A l’approche du scrutin présidentiel de juillet 2018, le Mali s’apprêtait à vivre un moment démocratique déterminant. C’est dans ce contexte volatile que, le 27 juillet 2018, une vidéo s’est propagée sur les réseaux djihadistes. Le chef du « Groupe de soutien à l’islam et aux musulmans », Iyad Ag Ghaly, y estimait que « ces élections ne sont rien d’autre que la poursuite d’un mirage et nos peuples n’en récolteront que des illusions, comme ils en ont pris l’habitude ». Ce message marquait une violente offensive de déstabilisation. En analysant ce discours fondateur de la radicalisation de la nébuleuse terroriste au Sahel, trois grands axes stratégiques se détachent nettement, formant un triple « non » absolu opposé aux institutions républicaines et au choix souverain des citoyens de notre pays.

Le premier « non » concerne le rejet catégorique du modèle démocratique pluraliste. En qualifiant les élections de « mirage », Iyad Ag Ghaly cherchait à délégitimer l’expression populaire, la présentant comme une construction importée. L’axe stratégique visait à convaincre les populations rurales que le processus électoral ne résoudrait pas leurs difficultés structurelles. Le deuxième « non » s’attaquait à la présence des forces internationales dans notre pays, les décrivant comme des puissances d’occupation aliénant l’indépendance nationale. Enfin, le troisième « non » visait la souveraineté de la République du Mali, rejetée au profit d’un projet théocratique rigoriste. Cette offensive médiatique cherchait à exploiter les vulnérabilités du tissu social pour saper la cohésion nationale.
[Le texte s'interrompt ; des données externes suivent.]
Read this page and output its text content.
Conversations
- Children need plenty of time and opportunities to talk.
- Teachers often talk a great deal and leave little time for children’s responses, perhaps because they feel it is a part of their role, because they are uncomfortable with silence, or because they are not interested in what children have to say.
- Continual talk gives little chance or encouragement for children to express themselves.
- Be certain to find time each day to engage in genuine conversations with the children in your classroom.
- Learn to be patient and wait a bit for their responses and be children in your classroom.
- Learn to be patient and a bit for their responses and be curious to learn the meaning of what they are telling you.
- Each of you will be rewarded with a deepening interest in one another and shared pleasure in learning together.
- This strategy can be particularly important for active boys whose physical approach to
Curieusement, cette volonté d’imposer une pureté dogmatique absolue par la contrainte fait écho à d’autres moments de crispation de notre histoire politique. Le 27 juillet 1967, le président Modibo Keïta prononçait un discours solennel devant les responsables de la milice populaire pour exiger une rigueur idéologique totale. Cette intervention s’inscrivait dans la révolution culturelle malienne, visant à épurer l’administration des éléments jugés corrompus ou hostiles au régime socialiste. Les jours suivants, le Comité national de défense de la révolution intensifiait ses réunions dans notre pays pour épurer les structures économiques et suspendre les comités directeurs jugés opportunistes. Si l’intention initiale répondait à un idéal de souveraineté nationale face à la crise financière, l’instauration de cette Révolution active provoqua de lourdes conséquences, notamment des rigidités de gestion et une centralisation excessive du pouvoir.
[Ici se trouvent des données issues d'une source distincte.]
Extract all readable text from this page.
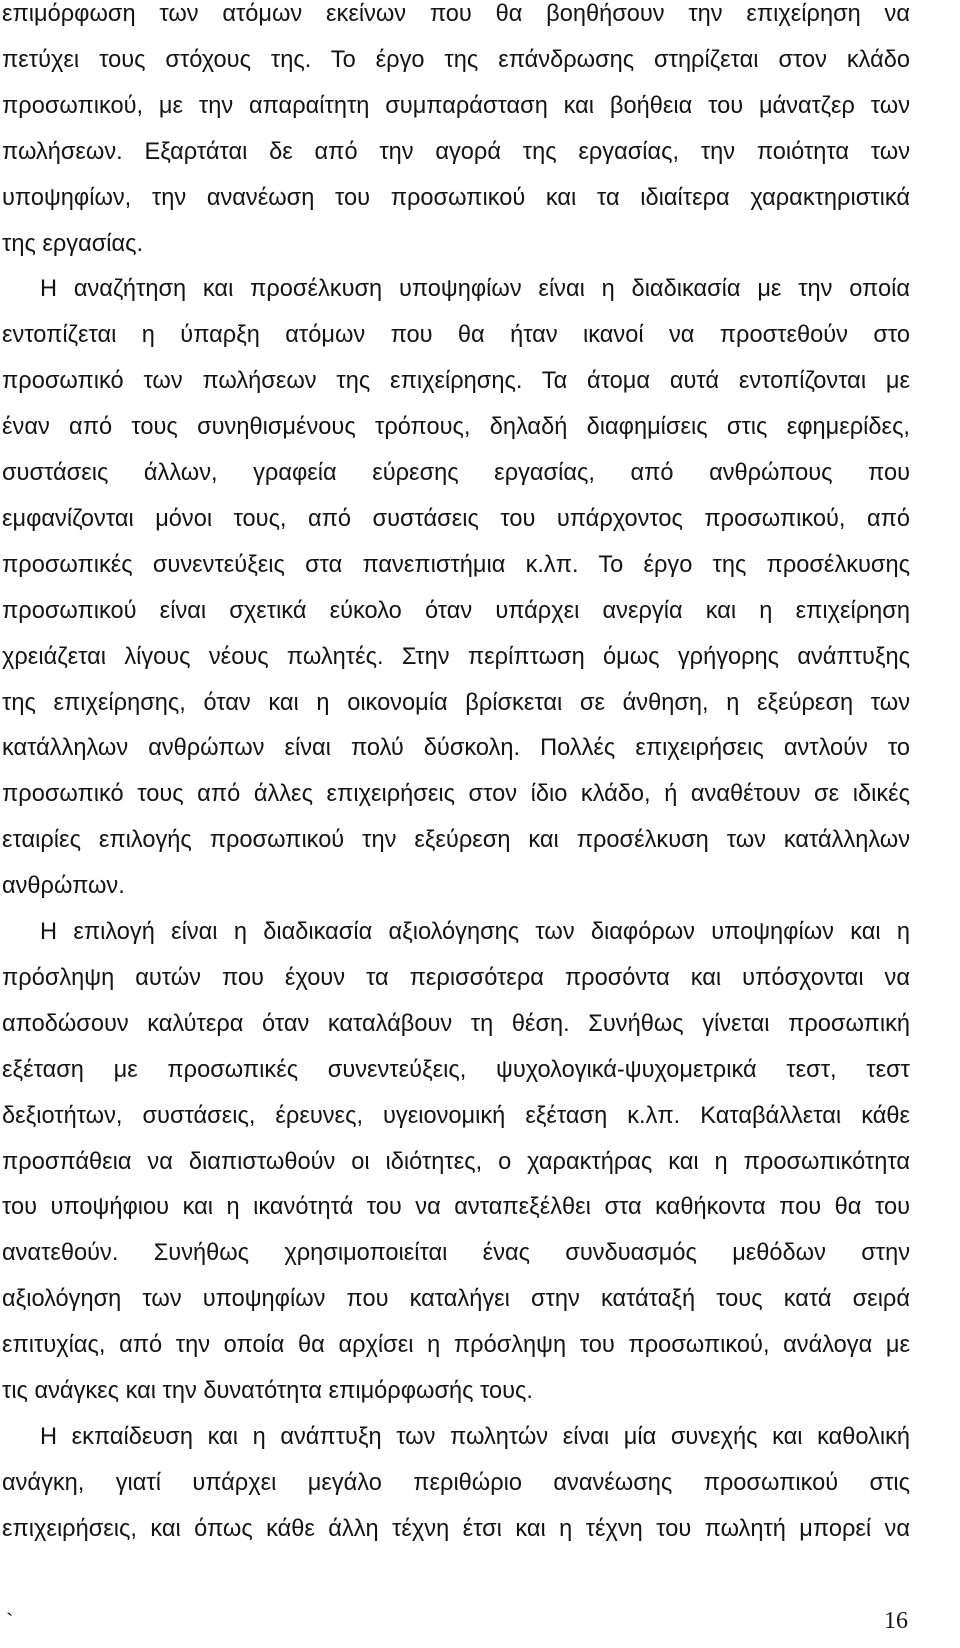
επιμόρφωση των ατόμων εκείνων που θα βοηθήσουν την επιχείρηση να
πετύχει τους στόχους της. Το έργο της επάνδρωσης στηρίζεται στον κλάδο
προσωπικού, με την απαραίτητη συμπαράσταση και βοήθεια του μάνατζερ των
πωλήσεων. Εξαρτάται δε από την αγορά της εργασίας, την ποιότητα των
υποψηφίων, την ανανέωση του προσωπικού και τα ιδιαίτερα χαρακτηριστικά
της εργασίας.
Η αναζήτηση και προσέλκυση υποψηφίων είναι η διαδικασία με την οποία
εντοπίζεται η ύπαρξη ατόμων που θα ήταν ικανοί να προστεθούν στο
προσωπικό των πωλήσεων της επιχείρησης. Τα άτομα αυτά εντοπίζονται με
έναν από τους συνηθισμένους τρόπους, δηλαδή διαφημίσεις στις εφημερίδες,
συστάσεις άλλων, γραφεία εύρεσης εργασίας, από ανθρώπους που
εμφανίζονται μόνοι τους, από συστάσεις του υπάρχοντος προσωπικού, από
προσωπικές συνεντεύξεις στα πανεπιστήμια κ.λπ. Το έργο της προσέλκυσης
προσωπικού είναι σχετικά εύκολο όταν υπάρχει ανεργία και η επιχείρηση
χρειάζεται λίγους νέους πωλητές. Στην περίπτωση όμως γρήγορης ανάπτυξης
της επιχείρησης, όταν και η οικονομία βρίσκεται σε άνθηση, η εξεύρεση των
κατάλληλων ανθρώπων είναι πολύ δύσκολη. Πολλές επιχειρήσεις αντλούν το
προσωπικό τους από άλλες επιχειρήσεις στον ίδιο κλάδο, ή αναθέτουν σε ιδικές
εταιρίες επιλογής προσωπικού την εξεύρεση και προσέλκυση των κατάλληλων
ανθρώπων.
Η επιλογή είναι η διαδικασία αξιολόγησης των διαφόρων υποψηφίων και η
πρόσληψη αυτών που έχουν τα περισσότερα προσόντα και υπόσχονται να
αποδώσουν καλύτερα όταν καταλάβουν τη θέση. Συνήθως γίνεται προσωπική
εξέταση με προσωπικές συνεντεύξεις, ψυχολογικά-ψυχομετρικά τεστ, τεστ
δεξιοτήτων, συστάσεις, έρευνες, υγειονομική εξέταση κ.λπ. Καταβάλλεται κάθε
προσπάθεια να διαπιστωθούν οι ιδιότητες, ο χαρακτήρας και η προσωπικότητα
του υποψήφιου και η ικανότητά του να ανταπεξέλθει στα καθήκοντα που θα του
ανατεθούν. Συνήθως χρησιμοποιείται ένας συνδυασμός μεθόδων στην
αξιολόγηση των υποψηφίων που καταλήγει στην κατάταξή τους κατά σειρά
επιτυχίας, από την οποία θα αρχίσει η πρόσληψη του προσωπικού, ανάλογα με
τις ανάγκες και την δυνατότητα επιμόρφωσής τους.
Η εκπαίδευση και η ανάπτυξη των πωλητών είναι μία συνεχής και καθολική
ανάγκη, γιατί υπάρχει μεγάλο περιθώριο ανανέωσης προσωπικού στις
επιχειρήσεις, και όπως κάθε άλλη τέχνη έτσι και η τέχνη του πωλητή μπορεί να
`	16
Cependant, contrairement aux crises doctrinales passées, la menace contemporaine incarnée par Iyad Ag Ghaly relève d’une agression criminelle asymétrique. Depuis 2018, la position du chef djihadiste vis-à-vis de la République a connu une évolution opportuniste. Lors de la crise de 2020, une brève ouverture au dialogue avait été envisagée. Iyad Ag Ghaly s’était dit prêt à négocier, mais à des conditions inacceptables, exigeant l’application de la charia et le départ des forces étrangères. L’affirmation de la souveraineté nationale par la Transition a brisé ce double jeu. Avec l’avènement des autorités de la transition et la réorganisation de l’armée, la porte du compromis s’est refermée. Face au refus de l’État de capituler, le groupe terroriste a basculé dans une guerre totale contre la nation.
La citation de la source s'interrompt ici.